90年代、ニューヨーク。作家志望のジョアンナは、老舗出版エージェンシーでJ.D.サリンジャー担当の女上司マーガレットの下、編集アシスタントとして働くことに。新人のジョアンナに与えられた仕事はテープ起こし、そしてサリンジャー宛に届く大量のファンレターに対し定型文を送り返すこと。しかし手紙に目を通すうち、一人ひとりの熱の込もった文章に心揺さぶられたジョアンナは筆を取り、個人的に返信の手紙を書いてしまう。そんなある日、ジョアンナが会社で電話を受けた相手はあのサリンジャーで……。

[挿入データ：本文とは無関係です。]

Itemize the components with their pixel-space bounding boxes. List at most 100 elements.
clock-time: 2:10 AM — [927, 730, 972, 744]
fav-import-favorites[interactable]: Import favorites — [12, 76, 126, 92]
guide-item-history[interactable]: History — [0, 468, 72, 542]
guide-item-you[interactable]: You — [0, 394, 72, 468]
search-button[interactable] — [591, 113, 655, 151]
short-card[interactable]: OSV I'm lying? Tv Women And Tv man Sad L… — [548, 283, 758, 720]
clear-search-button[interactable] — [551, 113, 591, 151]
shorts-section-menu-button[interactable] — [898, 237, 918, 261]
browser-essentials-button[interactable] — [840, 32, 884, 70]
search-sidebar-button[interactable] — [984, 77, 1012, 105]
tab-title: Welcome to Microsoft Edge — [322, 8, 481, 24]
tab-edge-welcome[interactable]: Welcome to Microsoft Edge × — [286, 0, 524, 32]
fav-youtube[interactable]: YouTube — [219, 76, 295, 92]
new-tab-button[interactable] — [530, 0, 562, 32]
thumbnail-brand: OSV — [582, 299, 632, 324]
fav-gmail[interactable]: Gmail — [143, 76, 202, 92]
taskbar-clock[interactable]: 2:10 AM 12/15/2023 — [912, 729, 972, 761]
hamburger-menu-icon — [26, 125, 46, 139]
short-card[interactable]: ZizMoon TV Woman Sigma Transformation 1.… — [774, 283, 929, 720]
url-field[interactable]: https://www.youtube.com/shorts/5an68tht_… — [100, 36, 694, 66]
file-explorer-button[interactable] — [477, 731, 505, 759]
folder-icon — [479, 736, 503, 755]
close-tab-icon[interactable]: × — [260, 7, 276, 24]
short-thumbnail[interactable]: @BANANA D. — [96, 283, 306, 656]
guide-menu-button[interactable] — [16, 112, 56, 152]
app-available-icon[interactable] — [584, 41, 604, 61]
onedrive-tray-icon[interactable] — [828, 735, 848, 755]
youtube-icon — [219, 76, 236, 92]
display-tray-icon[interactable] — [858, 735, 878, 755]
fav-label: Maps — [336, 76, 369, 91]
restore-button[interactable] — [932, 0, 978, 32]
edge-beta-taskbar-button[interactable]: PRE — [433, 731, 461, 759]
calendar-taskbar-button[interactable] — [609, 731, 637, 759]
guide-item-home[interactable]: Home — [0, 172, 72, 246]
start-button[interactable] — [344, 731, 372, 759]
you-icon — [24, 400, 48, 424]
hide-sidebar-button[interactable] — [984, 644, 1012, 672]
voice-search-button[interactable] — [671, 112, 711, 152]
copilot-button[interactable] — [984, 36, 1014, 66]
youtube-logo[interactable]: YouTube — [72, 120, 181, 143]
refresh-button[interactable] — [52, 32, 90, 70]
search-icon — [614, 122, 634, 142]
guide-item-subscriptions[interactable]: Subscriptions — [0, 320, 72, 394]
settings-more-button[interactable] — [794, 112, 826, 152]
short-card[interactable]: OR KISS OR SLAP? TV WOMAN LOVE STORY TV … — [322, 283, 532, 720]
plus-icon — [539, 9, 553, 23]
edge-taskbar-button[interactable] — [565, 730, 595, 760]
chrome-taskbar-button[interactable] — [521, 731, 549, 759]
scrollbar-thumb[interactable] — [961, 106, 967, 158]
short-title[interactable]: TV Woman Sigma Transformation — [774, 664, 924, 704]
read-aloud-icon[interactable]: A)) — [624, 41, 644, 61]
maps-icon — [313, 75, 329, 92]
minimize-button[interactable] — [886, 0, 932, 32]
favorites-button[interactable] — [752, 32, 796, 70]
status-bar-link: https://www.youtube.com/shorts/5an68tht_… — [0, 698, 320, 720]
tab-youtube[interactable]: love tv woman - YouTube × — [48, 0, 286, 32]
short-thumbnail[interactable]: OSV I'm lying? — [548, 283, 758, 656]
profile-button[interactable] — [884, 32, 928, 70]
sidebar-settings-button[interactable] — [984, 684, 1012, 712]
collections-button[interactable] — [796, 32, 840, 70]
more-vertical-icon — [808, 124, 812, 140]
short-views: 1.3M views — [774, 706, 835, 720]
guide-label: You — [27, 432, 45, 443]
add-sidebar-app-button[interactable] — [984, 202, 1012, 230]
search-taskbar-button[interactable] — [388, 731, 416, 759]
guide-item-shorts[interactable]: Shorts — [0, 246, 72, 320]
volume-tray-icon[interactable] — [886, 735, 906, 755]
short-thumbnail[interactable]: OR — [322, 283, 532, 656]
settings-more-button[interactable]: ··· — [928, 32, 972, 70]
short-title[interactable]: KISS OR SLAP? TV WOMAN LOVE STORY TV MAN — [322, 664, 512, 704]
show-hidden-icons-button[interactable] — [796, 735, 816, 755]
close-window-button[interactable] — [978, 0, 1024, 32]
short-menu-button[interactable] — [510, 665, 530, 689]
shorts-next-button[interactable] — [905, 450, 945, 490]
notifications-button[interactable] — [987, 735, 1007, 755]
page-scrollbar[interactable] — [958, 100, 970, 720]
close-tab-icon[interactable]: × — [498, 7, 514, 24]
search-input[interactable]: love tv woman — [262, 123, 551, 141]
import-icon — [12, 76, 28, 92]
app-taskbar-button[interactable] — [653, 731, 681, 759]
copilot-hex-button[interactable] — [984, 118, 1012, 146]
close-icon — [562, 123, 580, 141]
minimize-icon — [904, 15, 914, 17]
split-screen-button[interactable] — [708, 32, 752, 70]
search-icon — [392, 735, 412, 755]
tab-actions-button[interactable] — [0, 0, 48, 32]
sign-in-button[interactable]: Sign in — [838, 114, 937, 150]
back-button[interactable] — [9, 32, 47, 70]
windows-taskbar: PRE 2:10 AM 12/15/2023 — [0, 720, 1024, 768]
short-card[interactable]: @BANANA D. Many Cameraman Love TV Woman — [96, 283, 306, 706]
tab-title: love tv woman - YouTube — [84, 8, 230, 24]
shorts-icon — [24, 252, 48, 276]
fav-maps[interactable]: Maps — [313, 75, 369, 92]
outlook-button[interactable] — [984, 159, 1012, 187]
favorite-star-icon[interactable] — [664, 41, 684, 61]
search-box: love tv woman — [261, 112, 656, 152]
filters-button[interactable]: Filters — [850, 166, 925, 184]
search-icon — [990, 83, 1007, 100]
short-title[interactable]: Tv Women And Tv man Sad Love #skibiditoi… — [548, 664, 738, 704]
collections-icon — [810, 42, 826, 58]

本作は作家ジョアンナ・ラコフの自叙伝「サリンジャーと過ごした日々」を原作としており、つまりは原作者の実体験が下敷きとなっている。ジョアンナを演じるのは、「ワンス・アポン・ア・タイム・イン・ハリウッド」でブレイクを予感させたマーガレット・クアリー。2022年以降も数多くの出演作の公開を控えている。そして女上司マーガレットを演じたのはシガニー・ウィーバー。「エイリアン」のヒロイン役など、実績十分の名優は本作でも貫禄の演技を見せつけ、助演女優として重要な役割を果たしたと言える。
本作のキーパーソンは、謎多き隠遁作家J.D.サリンジャー。作品の至るところでその影を見え隠れさせ、ジョアンナを導いている。サリンジャーが世に放った青春小説の古典的名作「ライ麦畑でつかまえて」は世界中の若者たちの心を串刺しにした。その風穴から漏れ出した名もなき感情たちの発露こそが、出版エージェンシーに届いた数々のファンレターなのだ。その一つひとつを「そこにいる人物」として映像で表現する手法は見事で、悩める胸の内に鍵をかけてきたジョアンナが新たな1ページを開くまでの筋道立ったプロセスを効果的に示した。
さらに注目すべきは、実際に言葉を交わしたことのある原作者の解釈を基に、サリンジャー像がどのように描かれているのかという点。他の映像作品で描かれるサリンジャー像と比較することで、彼の横顔により深く、多角的に迫ってみるのも本作の楽しみ方の一つではないだろうか。